Now you're just winging it and IGNORING the science as Marcott explained it to you.. Doesn't matter to a filter whether the "wiggle" is UP or Down or both. It be attenuated and it's rise/fall times will be reduced by the bandwidth of the filter applied. When you are trying to merge ice cores, mudbug shells and tree rings, they all have different sampling points and sampling rates. To MERGE these in data prep --- your best resolution is closer to the WORSE proxies than the good ones and you HAVE to filter heavily..
When Marcott says that events less than 300 yrs are INVISIBLE in his work he means it.. PLEASE don't wing it. I might end up liking you better...
I've already told you -- might have SHOWED you --- that there are INDIVIDUAL PROXIES --- that SHOW transistions like ours all THRU this interglacial period. Lemme post this AGAIN for you below. The problem comes in because of the attempt to take a sparse number of mudbugs, tree rings, and ice cores from different parts of world and PRETEND you have a temperature record as accurate as the DEVIOUSLY tacked on modern thermometer record..
Here's a start -- I've clipped many others...
Ice cores and climate change - Publication - British Antarctic Survey
Abrupt climate changes
The climate changes described above were huge, but relatively gradual. However, ice cores have provided us with evidence that abrupt changes are also possible. During the last glacial period, Greenland experienced a sequence of very fast warmings (see Fig. 5 overleaf). The temperature increased by more than 10°C within 40 years. Other records show us that major changes in atmospheric circulation and climate were experienced all around the northern hemisphere. Antarctica and the Southern Ocean experienced a different pattern, consistent with the idea that these rapid jumps were caused by sudden changes in the transport of heat in the ocean. At this time, there was a huge ice sheet (the Laurentide) over northern North America. Freshwater delivered from the ice sheet to the North Atlantic was able periodically to disrupt the overturning of the ocean, causing the transport of tropical heat to the north to reduce and then suddenly increase again. While this mechanism cannot occur in the same way in today’s world, it does show us that, at least regionally, the climate is capable of extraordinary changes within a human lifetime – rapid switches we certainly want to avoid experiencing.
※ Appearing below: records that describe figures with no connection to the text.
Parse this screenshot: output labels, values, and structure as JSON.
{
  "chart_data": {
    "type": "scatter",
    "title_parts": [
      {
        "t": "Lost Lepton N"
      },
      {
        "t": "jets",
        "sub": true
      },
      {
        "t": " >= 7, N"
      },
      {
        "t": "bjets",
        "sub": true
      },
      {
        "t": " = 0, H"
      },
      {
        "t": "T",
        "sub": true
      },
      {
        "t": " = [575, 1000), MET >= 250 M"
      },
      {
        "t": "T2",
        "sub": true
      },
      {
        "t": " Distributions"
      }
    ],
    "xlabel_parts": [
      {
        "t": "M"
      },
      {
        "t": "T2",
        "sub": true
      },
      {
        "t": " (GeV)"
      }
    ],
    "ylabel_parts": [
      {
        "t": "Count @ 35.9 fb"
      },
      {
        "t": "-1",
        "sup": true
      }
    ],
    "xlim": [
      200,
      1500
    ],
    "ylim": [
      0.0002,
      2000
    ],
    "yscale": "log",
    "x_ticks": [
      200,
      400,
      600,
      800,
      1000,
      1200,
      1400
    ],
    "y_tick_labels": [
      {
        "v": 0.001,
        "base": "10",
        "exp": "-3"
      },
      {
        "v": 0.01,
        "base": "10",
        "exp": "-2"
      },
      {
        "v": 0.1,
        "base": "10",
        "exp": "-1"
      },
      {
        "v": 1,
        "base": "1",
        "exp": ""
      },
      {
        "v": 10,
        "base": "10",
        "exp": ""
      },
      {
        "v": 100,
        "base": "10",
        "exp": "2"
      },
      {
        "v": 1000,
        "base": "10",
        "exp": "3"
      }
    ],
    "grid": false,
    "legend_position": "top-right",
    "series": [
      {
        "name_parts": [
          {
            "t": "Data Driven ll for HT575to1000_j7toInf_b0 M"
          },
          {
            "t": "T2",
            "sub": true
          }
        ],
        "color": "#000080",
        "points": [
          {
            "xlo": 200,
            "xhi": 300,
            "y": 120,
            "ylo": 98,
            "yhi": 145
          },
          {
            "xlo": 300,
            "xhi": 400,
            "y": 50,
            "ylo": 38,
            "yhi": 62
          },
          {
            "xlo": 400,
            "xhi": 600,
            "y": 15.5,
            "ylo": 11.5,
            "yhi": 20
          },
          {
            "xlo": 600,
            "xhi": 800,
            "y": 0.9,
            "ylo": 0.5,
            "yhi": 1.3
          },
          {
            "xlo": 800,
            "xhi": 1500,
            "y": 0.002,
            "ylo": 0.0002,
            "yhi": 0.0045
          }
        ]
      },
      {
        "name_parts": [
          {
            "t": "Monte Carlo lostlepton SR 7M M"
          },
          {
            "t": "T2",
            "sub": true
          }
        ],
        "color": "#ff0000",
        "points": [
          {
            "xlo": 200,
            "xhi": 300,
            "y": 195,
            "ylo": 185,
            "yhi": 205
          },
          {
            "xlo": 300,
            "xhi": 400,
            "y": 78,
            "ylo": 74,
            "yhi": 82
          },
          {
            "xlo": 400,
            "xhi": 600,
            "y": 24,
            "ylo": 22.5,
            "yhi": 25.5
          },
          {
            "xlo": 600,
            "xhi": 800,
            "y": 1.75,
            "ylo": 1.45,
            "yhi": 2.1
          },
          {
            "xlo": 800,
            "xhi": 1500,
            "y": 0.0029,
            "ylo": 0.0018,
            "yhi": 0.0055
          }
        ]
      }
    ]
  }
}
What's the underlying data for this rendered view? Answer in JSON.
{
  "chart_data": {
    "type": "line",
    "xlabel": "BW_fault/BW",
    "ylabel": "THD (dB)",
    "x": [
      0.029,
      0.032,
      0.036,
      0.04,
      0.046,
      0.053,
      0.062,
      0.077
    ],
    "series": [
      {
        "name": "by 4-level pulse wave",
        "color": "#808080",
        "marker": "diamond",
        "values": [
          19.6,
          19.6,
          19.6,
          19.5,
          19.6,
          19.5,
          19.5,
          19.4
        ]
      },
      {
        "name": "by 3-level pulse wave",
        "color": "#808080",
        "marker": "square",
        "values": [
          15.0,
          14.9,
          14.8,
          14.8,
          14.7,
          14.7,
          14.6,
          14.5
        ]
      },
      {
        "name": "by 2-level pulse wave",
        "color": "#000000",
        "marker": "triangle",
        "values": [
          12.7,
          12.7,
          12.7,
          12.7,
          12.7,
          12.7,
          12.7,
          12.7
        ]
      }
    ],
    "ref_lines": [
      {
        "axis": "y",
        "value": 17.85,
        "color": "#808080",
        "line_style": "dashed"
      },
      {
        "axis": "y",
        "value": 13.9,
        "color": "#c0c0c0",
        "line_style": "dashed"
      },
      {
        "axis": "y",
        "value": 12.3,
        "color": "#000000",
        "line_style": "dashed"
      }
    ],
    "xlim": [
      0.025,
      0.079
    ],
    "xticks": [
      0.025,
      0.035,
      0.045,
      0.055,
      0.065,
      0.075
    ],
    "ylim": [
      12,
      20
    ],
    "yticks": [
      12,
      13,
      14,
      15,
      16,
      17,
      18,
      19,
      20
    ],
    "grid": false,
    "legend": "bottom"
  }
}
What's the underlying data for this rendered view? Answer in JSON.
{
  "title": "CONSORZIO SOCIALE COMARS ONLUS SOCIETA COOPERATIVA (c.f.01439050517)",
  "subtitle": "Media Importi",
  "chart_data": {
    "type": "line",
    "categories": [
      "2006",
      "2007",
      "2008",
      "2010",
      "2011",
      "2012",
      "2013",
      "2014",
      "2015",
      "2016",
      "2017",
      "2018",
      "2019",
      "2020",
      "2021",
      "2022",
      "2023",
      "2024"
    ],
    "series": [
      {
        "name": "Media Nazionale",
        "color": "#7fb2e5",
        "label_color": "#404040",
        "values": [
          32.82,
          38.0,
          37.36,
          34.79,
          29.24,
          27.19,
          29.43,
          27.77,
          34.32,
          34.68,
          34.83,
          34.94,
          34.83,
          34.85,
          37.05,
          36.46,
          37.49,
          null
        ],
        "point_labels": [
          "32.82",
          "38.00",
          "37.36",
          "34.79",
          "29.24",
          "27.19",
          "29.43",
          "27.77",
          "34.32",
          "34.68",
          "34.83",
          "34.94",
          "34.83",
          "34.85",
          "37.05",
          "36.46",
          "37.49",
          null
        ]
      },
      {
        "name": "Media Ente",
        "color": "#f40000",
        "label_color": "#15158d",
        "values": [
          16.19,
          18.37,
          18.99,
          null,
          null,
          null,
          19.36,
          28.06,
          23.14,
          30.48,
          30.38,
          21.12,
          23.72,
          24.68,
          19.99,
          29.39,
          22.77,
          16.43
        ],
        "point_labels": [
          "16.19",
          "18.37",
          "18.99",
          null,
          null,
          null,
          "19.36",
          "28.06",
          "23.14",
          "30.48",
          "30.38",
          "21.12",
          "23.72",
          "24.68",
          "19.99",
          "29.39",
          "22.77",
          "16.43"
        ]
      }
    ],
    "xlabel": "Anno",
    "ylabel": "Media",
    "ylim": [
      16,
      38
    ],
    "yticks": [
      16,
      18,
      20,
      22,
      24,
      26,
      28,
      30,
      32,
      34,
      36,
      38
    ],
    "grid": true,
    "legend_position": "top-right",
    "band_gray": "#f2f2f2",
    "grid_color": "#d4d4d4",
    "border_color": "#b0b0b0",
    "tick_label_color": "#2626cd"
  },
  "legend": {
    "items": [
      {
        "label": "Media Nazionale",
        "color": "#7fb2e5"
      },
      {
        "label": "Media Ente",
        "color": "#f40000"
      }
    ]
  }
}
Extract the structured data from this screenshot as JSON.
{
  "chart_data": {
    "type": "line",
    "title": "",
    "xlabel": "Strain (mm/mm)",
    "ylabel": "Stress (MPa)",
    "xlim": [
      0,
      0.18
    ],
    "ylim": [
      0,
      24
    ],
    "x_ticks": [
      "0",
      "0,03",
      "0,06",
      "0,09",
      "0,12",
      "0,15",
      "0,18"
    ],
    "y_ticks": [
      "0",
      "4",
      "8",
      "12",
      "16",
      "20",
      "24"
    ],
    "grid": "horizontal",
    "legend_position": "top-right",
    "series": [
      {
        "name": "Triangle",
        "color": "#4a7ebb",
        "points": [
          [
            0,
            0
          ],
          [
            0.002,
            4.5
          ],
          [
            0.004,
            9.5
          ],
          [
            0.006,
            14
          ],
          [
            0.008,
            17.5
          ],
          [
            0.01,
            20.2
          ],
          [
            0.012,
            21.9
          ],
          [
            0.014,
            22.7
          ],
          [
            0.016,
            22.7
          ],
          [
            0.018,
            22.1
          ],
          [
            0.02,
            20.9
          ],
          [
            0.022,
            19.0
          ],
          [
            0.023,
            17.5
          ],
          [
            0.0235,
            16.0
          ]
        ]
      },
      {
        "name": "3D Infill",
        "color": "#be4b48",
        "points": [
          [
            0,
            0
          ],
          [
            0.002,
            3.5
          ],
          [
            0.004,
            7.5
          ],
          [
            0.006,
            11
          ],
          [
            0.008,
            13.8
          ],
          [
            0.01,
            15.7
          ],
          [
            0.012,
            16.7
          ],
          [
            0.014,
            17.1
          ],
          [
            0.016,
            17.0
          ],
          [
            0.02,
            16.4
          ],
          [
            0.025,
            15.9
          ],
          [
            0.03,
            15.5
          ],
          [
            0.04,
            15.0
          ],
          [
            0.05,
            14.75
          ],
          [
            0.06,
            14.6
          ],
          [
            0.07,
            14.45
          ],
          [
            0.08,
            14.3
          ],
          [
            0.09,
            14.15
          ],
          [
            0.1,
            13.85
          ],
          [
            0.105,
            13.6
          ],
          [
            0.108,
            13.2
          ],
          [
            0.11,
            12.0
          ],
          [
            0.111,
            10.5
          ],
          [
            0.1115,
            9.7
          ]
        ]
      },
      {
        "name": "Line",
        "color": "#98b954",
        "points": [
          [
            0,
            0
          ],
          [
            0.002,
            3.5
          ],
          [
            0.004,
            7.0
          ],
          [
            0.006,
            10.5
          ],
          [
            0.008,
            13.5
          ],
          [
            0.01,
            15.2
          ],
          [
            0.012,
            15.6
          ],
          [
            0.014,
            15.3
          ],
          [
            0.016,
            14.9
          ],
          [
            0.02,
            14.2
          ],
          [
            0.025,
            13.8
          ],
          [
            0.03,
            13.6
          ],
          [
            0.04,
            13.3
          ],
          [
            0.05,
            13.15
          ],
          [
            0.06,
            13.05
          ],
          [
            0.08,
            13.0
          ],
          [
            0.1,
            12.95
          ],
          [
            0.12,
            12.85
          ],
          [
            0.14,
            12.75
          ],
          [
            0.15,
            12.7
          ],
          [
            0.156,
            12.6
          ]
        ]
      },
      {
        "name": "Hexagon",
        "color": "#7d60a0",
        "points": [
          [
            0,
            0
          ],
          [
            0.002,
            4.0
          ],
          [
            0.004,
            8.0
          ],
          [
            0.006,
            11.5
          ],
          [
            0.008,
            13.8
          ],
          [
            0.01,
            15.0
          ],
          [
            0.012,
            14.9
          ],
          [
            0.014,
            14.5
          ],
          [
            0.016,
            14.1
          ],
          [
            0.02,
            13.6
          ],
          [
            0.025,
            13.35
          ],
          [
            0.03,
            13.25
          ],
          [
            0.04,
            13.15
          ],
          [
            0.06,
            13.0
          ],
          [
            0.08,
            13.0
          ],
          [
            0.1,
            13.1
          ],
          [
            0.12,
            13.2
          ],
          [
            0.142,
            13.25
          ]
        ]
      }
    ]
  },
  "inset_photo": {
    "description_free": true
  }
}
Go compare that to the GLOBAL hockeystick chart (about post 371) that you shoved at us.. Shows NONE of the 2 - 10 degC changes that this INDIVIDUAL proxy study does..
UNPRECENDENTED --- my ass...
*sigh* You ARE married to blogs arent you?
Lets just go back to Marcotts original paper, shall we?
What does the abstract say? (my emphasis)
A Reconstruction of Regional and Global Temperature for the Past 11,300 Years
"Surface temperature reconstructions of the past 1500 years suggest that
recent warming is unprecedented in that time. Here we provide a broader perspective by reconstructing regional and global temperature anomalies for the past 11,300 years from 73 globally distributed records. Early Holocene (10,000 to 5000 years ago) warmth is followed by ~0.7°C cooling through the middle to late Holocene (<5000 years ago), culminating in the coolest temperatures of the Holocene during the Little Ice Age, about 200 years ago. This cooling is largely associated with ~2°C change in the North Atlantic. Current global temperatures of the past decade have not yet exceeded peak interglacial values but are warmer than during ~75% of the Holocene temperature history.
Intergovernmental Panel on Climate Change model projections for 2100 exceed the full distribution of Holocene temperature under all plausible greenhouse gas emission scenarios."
This isnt some random paragraph in the discussion. Its the abstract - the conclusion.
And what does Marcott himself say about the study and how extreme the future projected warming will be? Lets pull up the interview that you posted and see (since you seem to hang on his words):
"Indeed, if any of the six emission scenarios considered by the IPCC that are shown on Figure 3 are followed, future global average temperatures, as projected by modeling studies, will likely be well outside anything the Earth has experienced in the last 11,300 years, as shown in Figure 3 of our study."
Response by Marcott <i>et al</i>.
Now go run back to your professional denier blogs and find out what you're supposed to say now.